For treating PHPT controversy and debates did occur on two main issues. The first issue on when contemplating on surgery whether to do complete bilateral neck exploration or unilateral limited one, the present status with advent of the sophisticated localizing measures is in favour of unilateral exploration the so-called targeted parathyroidectomy. The second issue whether to treat the so called asymptomatic group by surgery or by frequent monitoring and by medical drugs such as hormonal therapy for osteoporosis or drugs such as Calcimimetics drugs or bisphosphonates.

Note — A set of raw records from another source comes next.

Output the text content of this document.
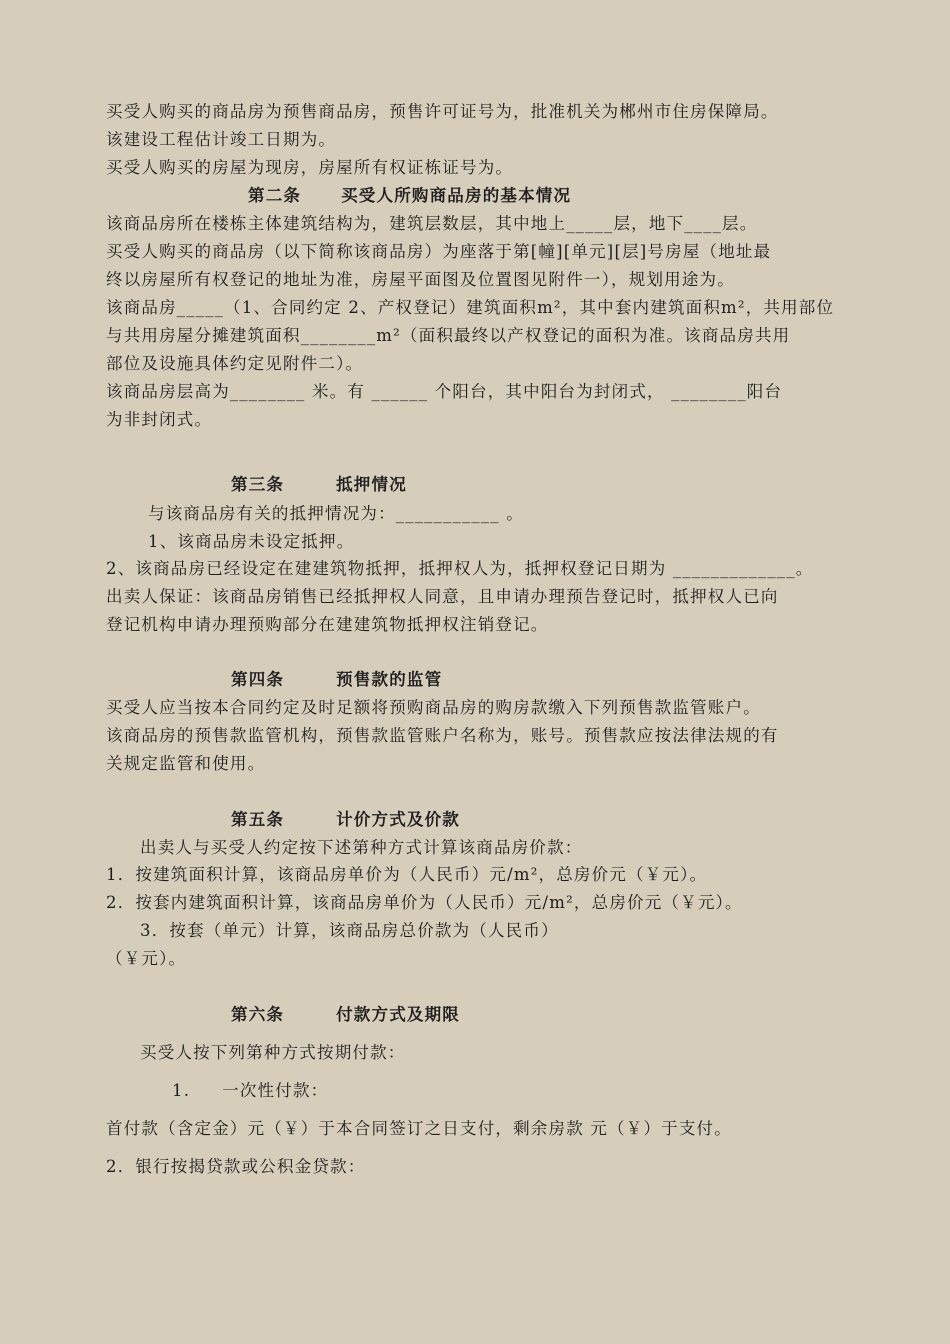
买受人购买的商品房为预售商品房，预售许可证号为，批准机关为郴州市住房保障局。
该建设工程估计竣工日期为。
买受人购买的房屋为现房，房屋所有权证栋证号为。
第二条 买受人所购商品房的基本情况
该商品房所在楼栋主体建筑结构为，建筑层数层，其中地上_____层，地下____层。
买受人购买的商品房（以下简称该商品房）为座落于第[幢][单元][层]号房屋（地址最
终以房屋所有权登记的地址为准，房屋平面图及位置图见附件一），规划用途为。
该商品房_____（1、合同约定 2、产权登记）建筑面积m²，其中套内建筑面积m²，共用部位
与共用房屋分摊建筑面积________m²（面积最终以产权登记的面积为准。该商品房共用
部位及设施具体约定见附件二）。
该商品房层高为________ 米。有 ______ 个阳台，其中阳台为封闭式， ________阳台
为非封闭式。
第三条	抵押情况
与该商品房有关的抵押情况为：___________ 。
1、该商品房未设定抵押。
2、该商品房已经设定在建建筑物抵押，抵押权人为，抵押权登记日期为 _____________。
出卖人保证：该商品房销售已经抵押权人同意，且申请办理预告登记时，抵押权人已向
登记机构申请办理预购部分在建建筑物抵押权注销登记。
第四条	预售款的监管
买受人应当按本合同约定及时足额将预购商品房的购房款缴入下列预售款监管账户。
该商品房的预售款监管机构，预售款监管账户名称为，账号。预售款应按法律法规的有
关规定监管和使用。
第五条	计价方式及价款
出卖人与买受人约定按下述第种方式计算该商品房价款：
1．按建筑面积计算，该商品房单价为（人民币）元/m²，总房价元（￥元）。
2．按套内建筑面积计算，该商品房单价为（人民币）元/m²，总房价元（￥元）。
3．按套（单元）计算，该商品房总价款为（人民币）
（￥元）。
第六条	付款方式及期限
买受人按下列第种方式按期付款：
1. 一次性付款：
首付款（含定金）元（￥）于本合同签订之日支付，剩余房款 元（￥）于支付。
2．银行按揭贷款或公积金贷款：
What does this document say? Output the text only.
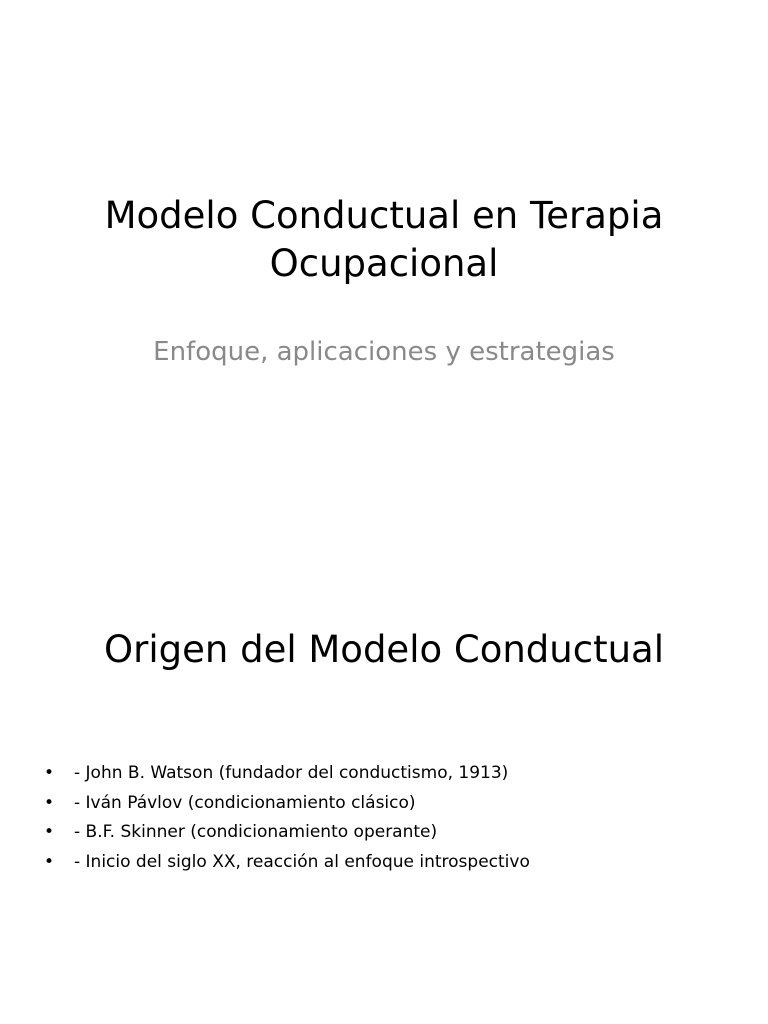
Modelo Conductual en Terapia Ocupacional

Enfoque, aplicaciones y estrategias

Origen del Modelo Conductual
•	- John B. Watson (fundador del conductismo, 1913)
•	- Iván Pávlov (condicionamiento clásico)
•	- B.F. Skinner (condicionamiento operante)
•	- Inicio del siglo XX, reacción al enfoque introspectivo
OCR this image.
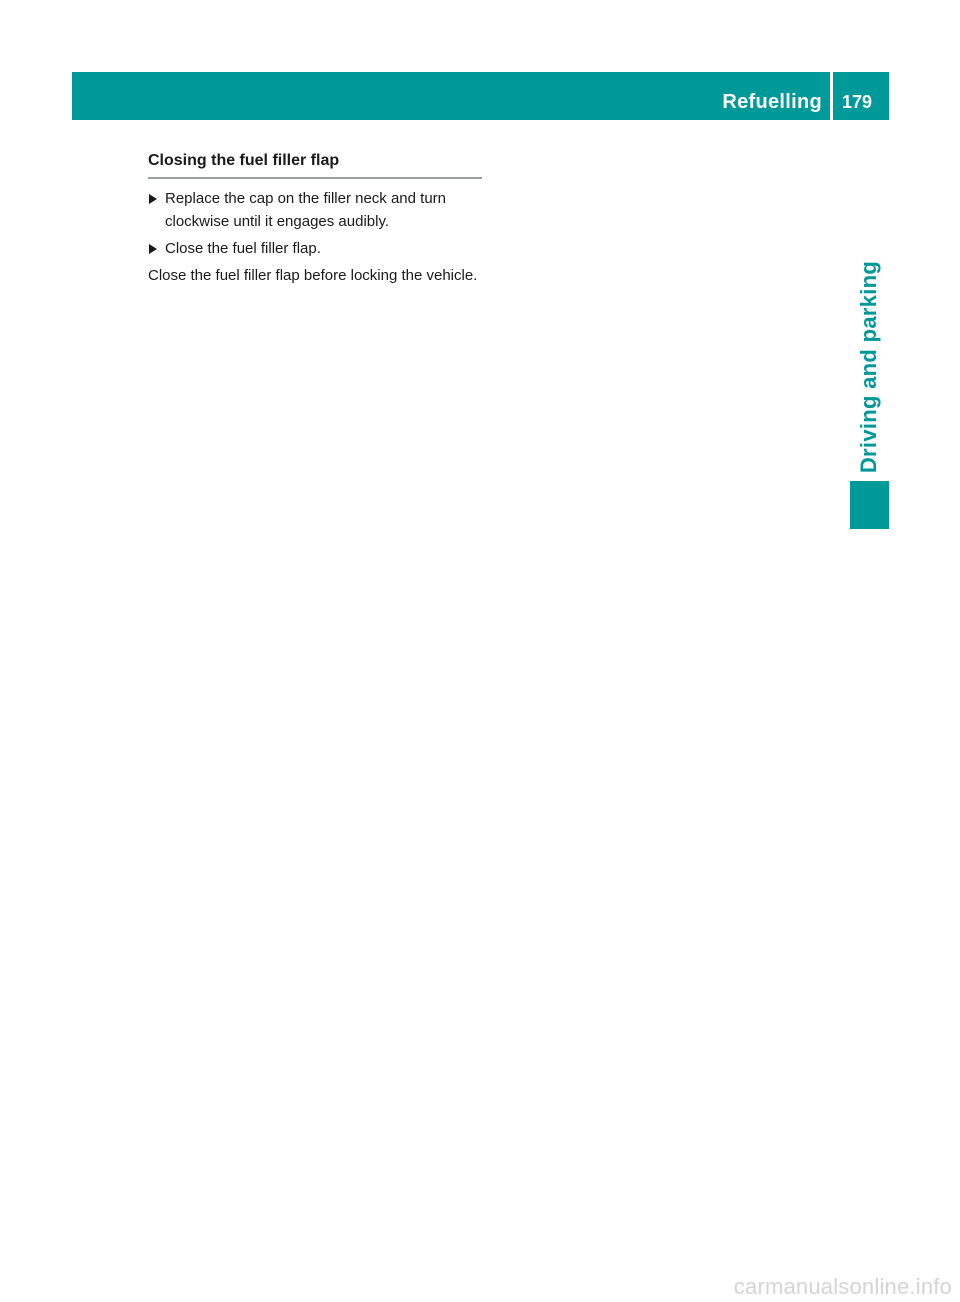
Refuelling 179
Driving and parking
Closing the fuel filler flap
Replace the cap on the filler neck and turn clockwise until it engages audibly.
Close the fuel filler flap.

Close the fuel filler flap before locking the vehicle.

carmanualsonline.info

The National Institutes of Health (NIH) convened for this issue on three occasions to solve this debate, on 1990, 2002 and 2008. After reviewing the experience of many endocrinologist and reviewing the natural history of the disease, they confirmed that in the untreated group there is increased risk of osteoporosis, fractures, disturbed glucose metabolism, disturbed Lipid metabolism, Cardio-vascular morbidity and of Neuropsychological abnormalities. It was concluded that surgery is the ideal treatment for symptomatic PHPT with overt clinical signs and symptoms, also surgery has gained support and recommendation even to the asymptomatic ones since it reduces the liability of osteopenia, the incidence of disturbed glucose metabolism and dyslipidaemia and atherogenic index, and cardiovascular complication particularly left ventricular hypertrophy and reduces the incidence of premature death.
Although surgery affords a cure rate more than 95%, yet it requires the availability of an experienced surgeon in the field of parathyroid surgery, imagining facilities for localization of the tumour to minimise the surgical procedure to make it less invasive, and facilities for intraoperative iPTH determination to assess the success of the surgical procedure and assess the possibility of its further extension.
In the absence of these facilities, bisphosphonate such as zoledronic acid is a good alternative since reoperation carries an increased risk of injury to the recurrent laryngeal nerves and to the residual normal parathyroid tissue particularly if the pathology is in an ectopic gland difficult to localize. However, in spite of this advantage for bisphosphonates yet its use has its limitation and contraindication.
In fact, Surgery and bisphosphonate may be combined in the treatment of: Hypercalcemic crisis in such cases the patient has to be treated initially by saline hydration loop diuretics and then bisphosphonate to normalise the high calcium level to make the patient safe for surgery, and in the treatment of persistent postoperative osteopenia after parathyroidectomy.